SHANGLA: All government girls schools in Shangla district have been facing shortage of teachers for three months as most teachers have got themselves transferred near their homes using political connections, thus badly impacting the education of students.
Officials in the education department, female section, said that almost all the schools were facing teachers’ shortage, particularly science subjects. They said that all girls schools were also without their heads.
Haroon Rasheed, the Shang village council chairman, said that the government girls high school in his area was the only lone school in the entire Bisham tehsil, but it had been facing shortage of six teachers for last three months after they got themselves transferred close to their residences.
“We want the government to fill the vacant posts of teachers in the school without delay because it is negatively impacting our children’s education. My three daughters are also enrolled in the school,” he said.

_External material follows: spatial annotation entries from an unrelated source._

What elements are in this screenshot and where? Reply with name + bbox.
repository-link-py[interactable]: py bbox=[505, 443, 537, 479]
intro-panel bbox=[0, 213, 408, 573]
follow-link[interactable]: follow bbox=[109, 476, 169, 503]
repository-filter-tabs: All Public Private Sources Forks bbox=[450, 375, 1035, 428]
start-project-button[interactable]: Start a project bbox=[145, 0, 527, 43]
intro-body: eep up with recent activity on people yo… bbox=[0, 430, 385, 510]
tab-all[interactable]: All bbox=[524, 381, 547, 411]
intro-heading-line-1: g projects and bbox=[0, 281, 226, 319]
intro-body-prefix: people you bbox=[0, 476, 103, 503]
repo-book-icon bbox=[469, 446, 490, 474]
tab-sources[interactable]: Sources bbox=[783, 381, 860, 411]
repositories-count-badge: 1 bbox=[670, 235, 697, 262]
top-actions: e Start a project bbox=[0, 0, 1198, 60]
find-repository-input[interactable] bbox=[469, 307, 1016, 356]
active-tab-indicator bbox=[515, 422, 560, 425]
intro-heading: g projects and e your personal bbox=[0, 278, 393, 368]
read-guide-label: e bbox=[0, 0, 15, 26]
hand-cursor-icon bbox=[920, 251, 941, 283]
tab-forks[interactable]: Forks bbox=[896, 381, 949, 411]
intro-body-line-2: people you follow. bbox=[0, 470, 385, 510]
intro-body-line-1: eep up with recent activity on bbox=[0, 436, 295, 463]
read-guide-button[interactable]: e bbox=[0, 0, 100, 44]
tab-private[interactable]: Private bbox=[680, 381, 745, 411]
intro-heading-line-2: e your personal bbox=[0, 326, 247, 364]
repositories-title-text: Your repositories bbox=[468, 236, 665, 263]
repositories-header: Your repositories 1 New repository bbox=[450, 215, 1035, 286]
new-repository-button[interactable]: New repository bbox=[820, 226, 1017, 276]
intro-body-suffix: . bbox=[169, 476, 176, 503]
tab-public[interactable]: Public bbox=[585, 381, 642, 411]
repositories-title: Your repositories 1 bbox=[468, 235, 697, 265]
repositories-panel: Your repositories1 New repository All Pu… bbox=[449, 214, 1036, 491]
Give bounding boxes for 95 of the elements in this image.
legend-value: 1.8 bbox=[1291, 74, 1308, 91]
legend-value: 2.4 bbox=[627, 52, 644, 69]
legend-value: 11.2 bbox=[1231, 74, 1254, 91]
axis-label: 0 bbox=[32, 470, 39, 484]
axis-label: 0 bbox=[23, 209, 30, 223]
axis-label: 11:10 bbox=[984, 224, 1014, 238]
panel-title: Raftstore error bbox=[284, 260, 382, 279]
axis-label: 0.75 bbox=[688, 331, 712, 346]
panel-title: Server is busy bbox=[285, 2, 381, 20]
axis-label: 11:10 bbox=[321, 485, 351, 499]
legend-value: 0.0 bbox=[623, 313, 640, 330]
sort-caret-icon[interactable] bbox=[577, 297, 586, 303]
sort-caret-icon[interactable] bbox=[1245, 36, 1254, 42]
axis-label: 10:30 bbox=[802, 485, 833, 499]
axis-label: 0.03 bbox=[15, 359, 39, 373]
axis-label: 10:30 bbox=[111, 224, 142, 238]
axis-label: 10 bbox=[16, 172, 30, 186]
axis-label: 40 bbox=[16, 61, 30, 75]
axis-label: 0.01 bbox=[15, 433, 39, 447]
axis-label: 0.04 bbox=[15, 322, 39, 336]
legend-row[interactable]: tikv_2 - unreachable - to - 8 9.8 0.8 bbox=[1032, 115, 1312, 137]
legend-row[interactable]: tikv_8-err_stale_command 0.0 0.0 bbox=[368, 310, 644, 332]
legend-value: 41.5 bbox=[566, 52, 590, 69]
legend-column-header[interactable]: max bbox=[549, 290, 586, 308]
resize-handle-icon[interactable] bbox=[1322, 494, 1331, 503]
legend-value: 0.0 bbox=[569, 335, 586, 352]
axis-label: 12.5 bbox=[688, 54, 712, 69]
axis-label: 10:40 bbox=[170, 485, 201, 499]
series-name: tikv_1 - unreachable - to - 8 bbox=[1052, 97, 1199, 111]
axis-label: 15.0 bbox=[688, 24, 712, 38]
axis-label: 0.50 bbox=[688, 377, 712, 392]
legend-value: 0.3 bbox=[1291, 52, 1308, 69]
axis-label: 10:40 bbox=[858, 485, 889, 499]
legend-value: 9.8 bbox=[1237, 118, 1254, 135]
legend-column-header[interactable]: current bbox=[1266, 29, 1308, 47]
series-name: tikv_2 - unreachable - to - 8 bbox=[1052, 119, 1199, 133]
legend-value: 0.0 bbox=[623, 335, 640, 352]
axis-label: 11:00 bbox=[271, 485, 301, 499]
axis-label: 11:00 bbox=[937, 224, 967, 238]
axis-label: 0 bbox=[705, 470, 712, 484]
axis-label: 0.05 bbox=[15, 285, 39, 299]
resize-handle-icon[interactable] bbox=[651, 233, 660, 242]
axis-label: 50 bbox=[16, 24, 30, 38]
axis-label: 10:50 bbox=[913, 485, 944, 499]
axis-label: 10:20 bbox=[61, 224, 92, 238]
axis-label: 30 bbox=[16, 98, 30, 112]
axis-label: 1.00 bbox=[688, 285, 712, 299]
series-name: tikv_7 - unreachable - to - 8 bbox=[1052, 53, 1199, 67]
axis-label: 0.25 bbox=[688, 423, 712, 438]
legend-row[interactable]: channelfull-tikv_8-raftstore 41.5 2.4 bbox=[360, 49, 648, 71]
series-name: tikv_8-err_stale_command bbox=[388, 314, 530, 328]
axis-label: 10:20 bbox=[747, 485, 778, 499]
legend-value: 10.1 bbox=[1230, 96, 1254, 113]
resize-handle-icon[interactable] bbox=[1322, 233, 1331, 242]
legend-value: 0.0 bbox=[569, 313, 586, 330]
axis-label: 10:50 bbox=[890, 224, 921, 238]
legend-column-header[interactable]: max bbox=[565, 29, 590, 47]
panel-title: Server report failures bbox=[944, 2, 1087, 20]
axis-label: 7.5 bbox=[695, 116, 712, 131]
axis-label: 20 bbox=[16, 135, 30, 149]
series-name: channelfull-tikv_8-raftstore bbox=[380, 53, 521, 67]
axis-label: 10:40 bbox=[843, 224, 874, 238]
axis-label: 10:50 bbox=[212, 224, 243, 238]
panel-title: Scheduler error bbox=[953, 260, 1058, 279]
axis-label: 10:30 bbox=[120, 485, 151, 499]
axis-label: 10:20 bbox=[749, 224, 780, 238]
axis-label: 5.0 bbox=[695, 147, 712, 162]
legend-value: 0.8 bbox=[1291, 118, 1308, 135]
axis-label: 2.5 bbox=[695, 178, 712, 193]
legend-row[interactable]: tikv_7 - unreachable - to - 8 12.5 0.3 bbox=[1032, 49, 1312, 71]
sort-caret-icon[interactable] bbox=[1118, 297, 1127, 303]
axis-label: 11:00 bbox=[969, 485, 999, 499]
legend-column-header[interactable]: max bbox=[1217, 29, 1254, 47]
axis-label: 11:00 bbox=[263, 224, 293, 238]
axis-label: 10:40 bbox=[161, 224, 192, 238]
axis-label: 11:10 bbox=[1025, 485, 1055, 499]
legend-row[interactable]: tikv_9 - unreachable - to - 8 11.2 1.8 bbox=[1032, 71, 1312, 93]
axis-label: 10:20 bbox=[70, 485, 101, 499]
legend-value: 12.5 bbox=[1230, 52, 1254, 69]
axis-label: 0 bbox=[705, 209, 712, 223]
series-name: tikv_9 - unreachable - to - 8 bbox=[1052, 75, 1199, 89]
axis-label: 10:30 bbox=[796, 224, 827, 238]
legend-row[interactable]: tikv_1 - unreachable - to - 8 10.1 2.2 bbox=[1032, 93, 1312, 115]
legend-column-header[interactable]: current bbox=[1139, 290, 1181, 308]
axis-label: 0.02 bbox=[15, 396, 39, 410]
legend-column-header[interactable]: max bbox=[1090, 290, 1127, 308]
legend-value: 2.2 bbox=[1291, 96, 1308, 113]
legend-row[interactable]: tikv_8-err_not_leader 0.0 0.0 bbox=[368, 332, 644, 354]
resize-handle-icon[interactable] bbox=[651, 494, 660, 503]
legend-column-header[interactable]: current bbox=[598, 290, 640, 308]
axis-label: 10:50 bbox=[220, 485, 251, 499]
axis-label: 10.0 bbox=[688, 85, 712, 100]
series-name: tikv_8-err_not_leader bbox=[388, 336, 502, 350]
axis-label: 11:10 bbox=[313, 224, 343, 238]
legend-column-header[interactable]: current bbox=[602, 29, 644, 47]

Ihsanullah, a resident of Kormang area, said the only primary girls school in his village had been running with only a single teacher after the other got her transferred around four months ago.
He said the villagers had requested the deputy commissioner and the local education department officials to appoint the teacher to the school, but to no avail.
Parven Rehman, district education officer, female, also confirmed the schools were facing shortage of teachers, especially the science and mathematics teachers.
She said that the problem was that that Shangla mostly consisted of hard terrains, due to which teachers avoided being posted in the remote schools. She said that there was no local teacher available in such schools.
Ms Rehman said that all the girls high and secondary schools in the district had been without head teachers – headmistress or principal. She said most of the subject specialists’ posts were vacant in the district.
The education official said that she had sent many requests to the directorate of education to fill the vacant posts, but to no effect.